Arkadi und Boris Strugatzki: Werkausgabe bei Heyne Band 4

Noch so ein dicker Wälzer! Der vierte enthält gleich 5 Romane.
In den letzten Tagen habe ich verschlungen:
Fluchtversuch
Es ist schwer, ein Gott zu sein
Unruhe

(Noch vor mir habe ich Die dritte Zivilisation und Der Junge aus der Hölle.)

Fluchtversuch ist eine eher heiter beginnende Geschichte, aufgezogen als klassische SF, die sich aber bald sehr ernsthaft mit der damals (Anfang der Sechziger des letzten Jahrhunderts, erste Sputniks und allererste Anfänge der Raumfahrt) von einiger Wichtigkeit erscheinenden Frage beschäftigt: Darf man sich in die Entwicklung der Gesellschaft auf anderen Planeten einmischen oder nicht, und wie geht man damit um?
Heute lächeln wir darüber, denn niemand rechnet mehr ernsthaft damit, jemals auf besiedelte Planeten im Weltraum zu treffen…
Aber die Geschichte wird durch die heute nicht mehr relevant gesehene Fragestellung nicht überflüssig, denn sie reflektiert auch gleich über unsere irdische Entwicklung. Und auch da haben sich die Autoren damals wohl ziemlich getäuscht, denn die erwartete idealkommunistische Gesellschaft ist keineswegs längst Realität, sondern in weite Ferne gerückt und vielleicht für immer gescheitert. Das hätten sich die Autoren wohl nicht denken können, und auch nicht schreiben dürfen. Aber für uns ist es ein Anlass, darüber nachzudenken, warum diese Ideale nicht funktioniert haben…

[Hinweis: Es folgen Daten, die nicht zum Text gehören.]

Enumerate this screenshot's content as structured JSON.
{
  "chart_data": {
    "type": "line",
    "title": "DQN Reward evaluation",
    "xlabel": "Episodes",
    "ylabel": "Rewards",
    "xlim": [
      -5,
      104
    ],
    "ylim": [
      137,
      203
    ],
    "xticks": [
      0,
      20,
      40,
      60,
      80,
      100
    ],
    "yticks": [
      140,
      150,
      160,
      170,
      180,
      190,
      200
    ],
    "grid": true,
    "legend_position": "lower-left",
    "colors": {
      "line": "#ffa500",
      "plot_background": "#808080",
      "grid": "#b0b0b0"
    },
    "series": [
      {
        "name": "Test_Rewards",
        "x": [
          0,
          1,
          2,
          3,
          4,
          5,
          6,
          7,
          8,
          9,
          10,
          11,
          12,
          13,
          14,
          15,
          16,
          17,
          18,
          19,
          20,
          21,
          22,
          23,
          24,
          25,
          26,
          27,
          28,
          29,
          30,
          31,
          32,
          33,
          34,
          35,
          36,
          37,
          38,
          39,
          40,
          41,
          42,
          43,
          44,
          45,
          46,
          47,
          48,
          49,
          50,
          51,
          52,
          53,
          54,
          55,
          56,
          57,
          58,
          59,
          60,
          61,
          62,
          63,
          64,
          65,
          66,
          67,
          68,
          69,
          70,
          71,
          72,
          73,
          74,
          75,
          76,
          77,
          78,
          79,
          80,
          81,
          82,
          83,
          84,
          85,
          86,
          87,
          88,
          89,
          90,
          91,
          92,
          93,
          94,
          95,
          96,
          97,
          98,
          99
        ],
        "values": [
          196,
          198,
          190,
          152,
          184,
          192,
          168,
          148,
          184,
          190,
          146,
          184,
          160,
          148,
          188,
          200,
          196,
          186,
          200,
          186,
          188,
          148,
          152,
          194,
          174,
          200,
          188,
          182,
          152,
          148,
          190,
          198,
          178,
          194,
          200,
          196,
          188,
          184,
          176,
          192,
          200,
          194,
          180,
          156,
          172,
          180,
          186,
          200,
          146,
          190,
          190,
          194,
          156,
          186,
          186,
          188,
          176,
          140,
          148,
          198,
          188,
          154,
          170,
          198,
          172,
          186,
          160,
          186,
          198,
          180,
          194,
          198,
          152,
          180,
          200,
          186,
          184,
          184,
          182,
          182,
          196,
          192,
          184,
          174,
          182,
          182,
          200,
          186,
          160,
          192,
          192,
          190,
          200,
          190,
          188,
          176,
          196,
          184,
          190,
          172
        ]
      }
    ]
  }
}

Der zweite Roman Es ist schwer, ein Gott zu sein behandelt das gleiche Thema, auf ähnliche Weise, wenn auch sehr viel ausführlicher und weniger leicht, das ist eher schwerer Tobak, was uns da für ein Spiegel vor Augen gehalten wird: Denn die Kritik an den gesellschaftlichen Verhältnissen auf diesem Planeten trifft ja nicht nur unsere mittelalterliche Vergangenheit, wie im Text vielfach explizit verglichen wird – sondern (leider!) genauso hart auch unsere jetzige Gesellschaft, egal ob in Ost oder West.
Die Menschen sind halt nicht gut…

Der dritte Roman Unruhe hat mich ziemlich irritiert. Die erste Seite kam mir so bekannt vor… bis ich kapierte: Das ist doch Die Schnecke am Hang! Nur die Namen der Personen sind anders… Und wie in die Schnecke am Hang gibt es zwei parallele Erzählstränge. Der Teil, der im Wald spielt, ist fast identisch bei beiden Romanen. Der andere Teil, der in der Verwaltung spielt, ist hier in Unruhe viel kürzer, und teilweise vollkommen anders. Es gibt da nur sehr wenig Überschneidung, eher eine begnadete Ergänzung: Würde man die wenigen doppelt erzählten Stellen herausstreichen, könnte man einen Gesamtband draus machen… der einem meiner All-Time-Favorites, dem Roman Die Schnecke am Hang, einen interessanten Aspekt hinzufügen würde.
Jedenfalls wieder sehr lesenswert!
Noch eine Irritation: Im Nachwort von Boris geht der Autor mit keinem Wort auf den Roman Die Schnecke am Hang ein… seltsam, aber der Text passt doch genau hinter das Nachwort zu Die Schnecke am Hang. Es stellt sich also heraus, wenn man beide Nachwörter zusammennimmt, dass der Roman in der Fassung Unruhe die Originalfassung ist, von Anfang der Sechzigerjahre, aber so von dem Autorenpaar verworfen worden war. Die überarbeitete Version hieß dann Die Schnecke am Hang, die aber ihrerseits eine verworrene Geschichte der stückweisen Veröffentlichung hatte, wegen der damals strikten kommunistischen Zensur. Erst nach der politischen Wende (späte Achtzigerjahre) wurde dann die Urfassung Unruhe von den Brüdern für doch gut befunden und nachträglich herausgebracht… interessant.